Department heads in Cramahe Township will need sharp pencils in the next three weeks.

Township Council took its first long look at the 2010 budget on February 9. If it were passed as it was presented, Cramahe taxpayers would be facing a 17% increase in the township portion of the tax levy. For a homeowner with a property valued by MPAC at $100,000 it would mean an increase of $140 and a total tax bill of close to $1,700 per year. Half of the total collected stays in the township. The totals do not include any increase in water or sewage treatment rates which are currently under study.

The projected increase was unacceptable to council and the heads have been sent back to find about $800,000 in cuts from a $4,957,405 budget. Last year the township budget was $3,906,787.

Council began the process on Tuesday with cuts to a several reserves of about $15,000, but it was clear from the tone of the meeting that this was only the beginning.

Residential taxpayers pay about 80% of the municipal tax. Farms and commercial establishments pay most of the rest.

The wish list presented to council would wipe out the work done by the township to bring its taxes more in line with other rural municipalities in Northumberland County. In 2009 is sat fourth out of eight in terms of taxes paid out by its residents on a $100,000 home. It was second highest among the rural municipalities, with only Trent Hillshigher. Residents in Port Hope’s Ward 1 paid the highest tax bills in 2009, almost 25% more than Cramahe residents. Port Hope’s Ward 2 had the lowest tax rate.

Cramahe’s tax rates have gone down 6.42% since 2002. Last year the rates dropped by over 7%. The county rates have risen by 14% in eight years. Councillor Ed Van Egmond advised council that taxpayers don't care what the mill rate is - they want to know how their taxes will change.

Cramahe Mayor Marc Coombs suggested that council would like to see a budget total of $4.1 million presented by staff when council next sits down to review the figures on March 2.
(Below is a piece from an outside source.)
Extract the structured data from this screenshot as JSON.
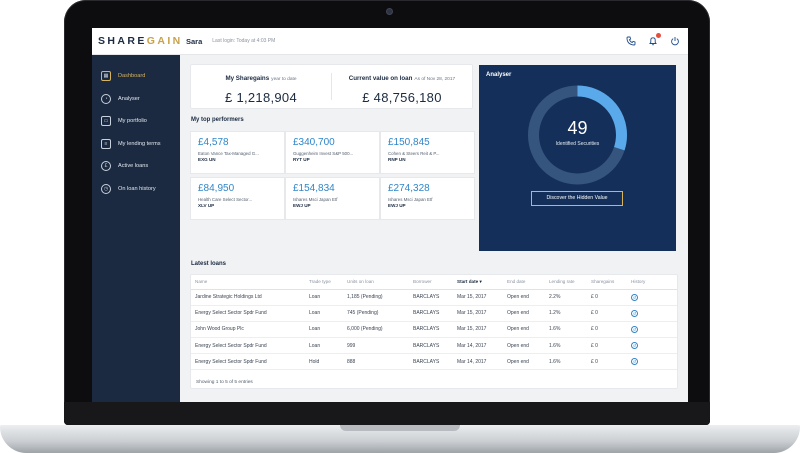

Some heads have already seen the writing on the wall. Community Services Director, Dan O’Brien proposed that council cut his new proposals in order to bring his totals close to last year’s.

It is uncertain what will happen in the Works Department where Director Barry Thrasher is leaving on February 19 to take a Deputy Director’s position with the Town of Cobourg.
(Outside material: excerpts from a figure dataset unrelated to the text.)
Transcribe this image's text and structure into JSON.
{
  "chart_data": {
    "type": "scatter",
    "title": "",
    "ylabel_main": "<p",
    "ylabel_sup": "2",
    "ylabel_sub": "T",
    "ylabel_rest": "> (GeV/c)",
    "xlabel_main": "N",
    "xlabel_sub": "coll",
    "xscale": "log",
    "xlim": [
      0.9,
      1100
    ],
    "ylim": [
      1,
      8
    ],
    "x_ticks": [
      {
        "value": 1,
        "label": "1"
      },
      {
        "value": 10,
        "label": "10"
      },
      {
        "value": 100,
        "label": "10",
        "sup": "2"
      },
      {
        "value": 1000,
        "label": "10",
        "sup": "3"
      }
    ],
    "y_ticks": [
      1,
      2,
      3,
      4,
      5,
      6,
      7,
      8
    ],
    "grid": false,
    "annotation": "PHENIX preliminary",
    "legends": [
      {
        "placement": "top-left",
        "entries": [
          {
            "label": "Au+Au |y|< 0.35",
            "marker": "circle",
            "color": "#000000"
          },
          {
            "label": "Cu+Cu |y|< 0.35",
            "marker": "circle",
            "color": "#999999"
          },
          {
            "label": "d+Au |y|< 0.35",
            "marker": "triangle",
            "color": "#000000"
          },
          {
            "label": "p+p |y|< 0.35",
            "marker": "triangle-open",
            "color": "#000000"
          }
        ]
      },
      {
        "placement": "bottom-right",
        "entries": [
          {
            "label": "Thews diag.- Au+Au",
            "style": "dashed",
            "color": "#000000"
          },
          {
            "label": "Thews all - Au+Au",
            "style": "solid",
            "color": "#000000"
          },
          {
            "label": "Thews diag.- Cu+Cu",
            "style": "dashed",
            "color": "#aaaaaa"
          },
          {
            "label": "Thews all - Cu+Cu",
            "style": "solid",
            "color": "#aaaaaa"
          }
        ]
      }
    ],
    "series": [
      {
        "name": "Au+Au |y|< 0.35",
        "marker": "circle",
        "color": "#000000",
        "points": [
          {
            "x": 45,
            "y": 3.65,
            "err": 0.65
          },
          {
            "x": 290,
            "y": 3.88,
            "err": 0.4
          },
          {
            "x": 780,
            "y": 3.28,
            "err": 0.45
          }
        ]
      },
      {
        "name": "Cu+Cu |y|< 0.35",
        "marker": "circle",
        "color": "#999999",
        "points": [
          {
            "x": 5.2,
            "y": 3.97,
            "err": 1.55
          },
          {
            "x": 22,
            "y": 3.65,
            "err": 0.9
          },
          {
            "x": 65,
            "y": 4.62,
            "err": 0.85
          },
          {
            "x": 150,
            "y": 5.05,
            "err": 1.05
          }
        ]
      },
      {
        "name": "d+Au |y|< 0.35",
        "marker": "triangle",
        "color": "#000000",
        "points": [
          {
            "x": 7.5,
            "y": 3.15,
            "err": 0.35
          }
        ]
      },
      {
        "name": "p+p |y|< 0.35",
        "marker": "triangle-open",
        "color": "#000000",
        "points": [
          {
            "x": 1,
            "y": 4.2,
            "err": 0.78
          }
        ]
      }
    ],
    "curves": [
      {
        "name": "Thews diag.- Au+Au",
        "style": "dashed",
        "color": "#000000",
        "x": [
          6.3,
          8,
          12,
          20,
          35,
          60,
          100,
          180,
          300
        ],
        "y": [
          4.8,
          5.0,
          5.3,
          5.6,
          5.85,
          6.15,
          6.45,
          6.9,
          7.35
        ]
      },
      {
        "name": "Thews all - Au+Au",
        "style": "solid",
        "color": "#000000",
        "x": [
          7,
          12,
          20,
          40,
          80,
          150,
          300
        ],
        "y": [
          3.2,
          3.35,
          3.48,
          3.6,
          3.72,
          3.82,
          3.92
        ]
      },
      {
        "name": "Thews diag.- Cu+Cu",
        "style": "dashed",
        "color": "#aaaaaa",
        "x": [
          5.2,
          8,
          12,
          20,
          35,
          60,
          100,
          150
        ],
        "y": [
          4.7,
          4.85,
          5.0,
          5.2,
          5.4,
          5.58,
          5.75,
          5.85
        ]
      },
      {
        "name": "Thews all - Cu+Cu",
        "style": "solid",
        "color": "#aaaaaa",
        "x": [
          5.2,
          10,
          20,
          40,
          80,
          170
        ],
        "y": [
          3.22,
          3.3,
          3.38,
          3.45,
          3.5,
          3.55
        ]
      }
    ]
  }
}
Once the township has brought its department budgets into line, it will see what it has left to grant to 15 agencies and groups who have made requests for funding.

Already a couple have been discarded. The county physician recruitment request for $17,000 is gone. Deputy Mayor Jim Williams agreed with a suggestion made by Mayor Coombs that a decision on a request for $30,000 by ENSS for a track and field renewal is premature.

Councillor Tim Gilligan launched a debate on the merits of using public funds to support private businesses. He pointed to the township support of the Auction Barn Jamboree. The township has paid for signs located at municipal boundaries to promote the annual country music jamboree.

Councillor Pat Westrope countered that there is a spin-off when 2,000 people visit the community. They purchase goods and services during their stay.